Capital Group launched five new actively managed ETFs, expanding its stable of ETF offerings to 14. Among the offerings was the issuer’s first mixed-allocation ETF, the Capital Group Core Balanced ETF (CGBL), with a global focus costing investors 33 basis points. Additionally, the issuer introduced two equity ETFs and two fixed-income ETFs. This includes ETFs for dividend growers, international equity, aggregate bonds and municipal bonds costing between 25 and 54 basis points.

Despite the issuer’s limited ETF offerings, Capital Group punches above its weight, racking up $13 billion in assets — in large part because of their guts to come in with lower-cost active ETFs even if it means some cannibalizing of their mutual fund business.

Hidden fees may hamper BondBlocxx’s high yield ETF

The BondBloxx USD High Yield Bond Sector Rotation (HYSA) is another actively managed ETF launched in September that tactically allocates among BondBloxx’s seven high-yield bond industry sector ETFs and seeks to outperform the ICE BofA US Cash Pay High Yield Constrained Index. At an expense ratio of 55 bps, HYSA is in line with the median expense ratio among high-yield actively managed fixed-income ETFs. However, with the fund of fund structure, the ETF could incur extra costs of the underlying funds. ETFs of ETFs have been a tough sell historically, so performance will be crucial if HYSA is to find an audience.

 BlackRock latest to take inspiration from JEPI

BlackRock also added to the slew of actively managed ETFs with its answer to JPMorgan’s blockbuster hit JEPI, which looks to jack up income and lower volatility by selling call options. The BlackRock Advantage Large Cap Income ETF (BALI) employs basically the same strategy and for a similar fee of 0.35%. There have been about a half-dozen of these equity income ETFs launched in the past year. This is not surprising since the ETF industry has a habit of me-too-ing anything that proves to a big organic hit like JEPI, which now has about $30 billion in assets. BlackRock has such good distribution that we think this will likely get assets even though it is a bit late to this party.

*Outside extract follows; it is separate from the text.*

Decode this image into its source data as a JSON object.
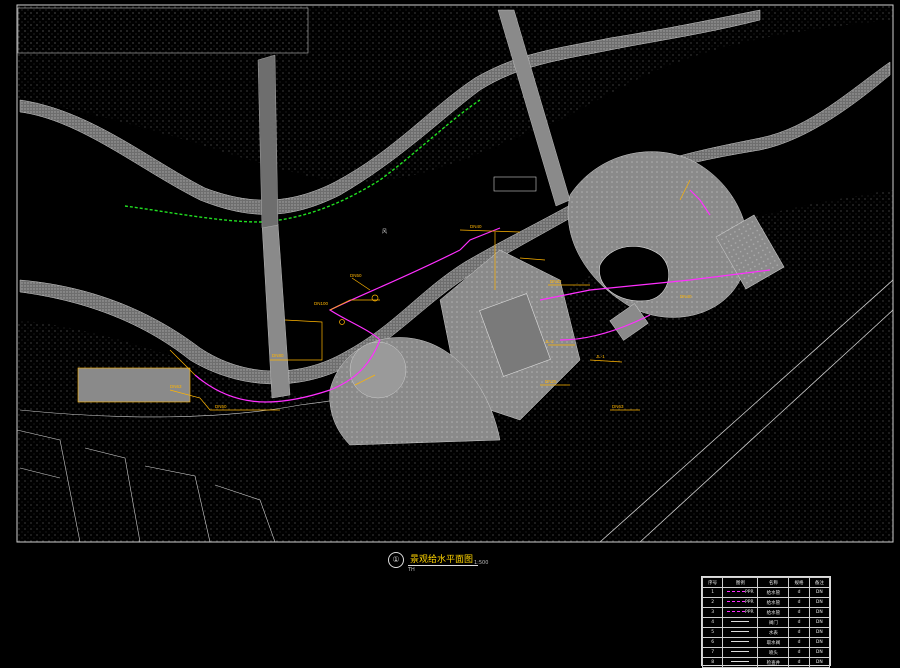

 Invesco expands BulletShare bond ETF offering

Invesco launched three new BulletShares ETFs in September, adding to its suite of fixed-term portfolios that allow investors to “ladder” bonds, or tailor their maturity profiles with defined maturity year and their credit risk exposure. Among the launches last month was a high-yield corporate bond ETF maturing in 2031 (BSJV), an investment-grade corporate bond ETF maturing in 2033 (BSCX) and a municipal bond ETF maturing in 2033 (BSSX). BulletShare ETFs’ targeting of a particular maturity enables investors to take a more tactical approach to fixed income investing and the construction of laddered portfolios. However, with the inversion of the yield curve, we suspect that these longer-duration ETFs may initially struggle to attract flows, but may ultimately find an audience if the interest rate environment normalizes.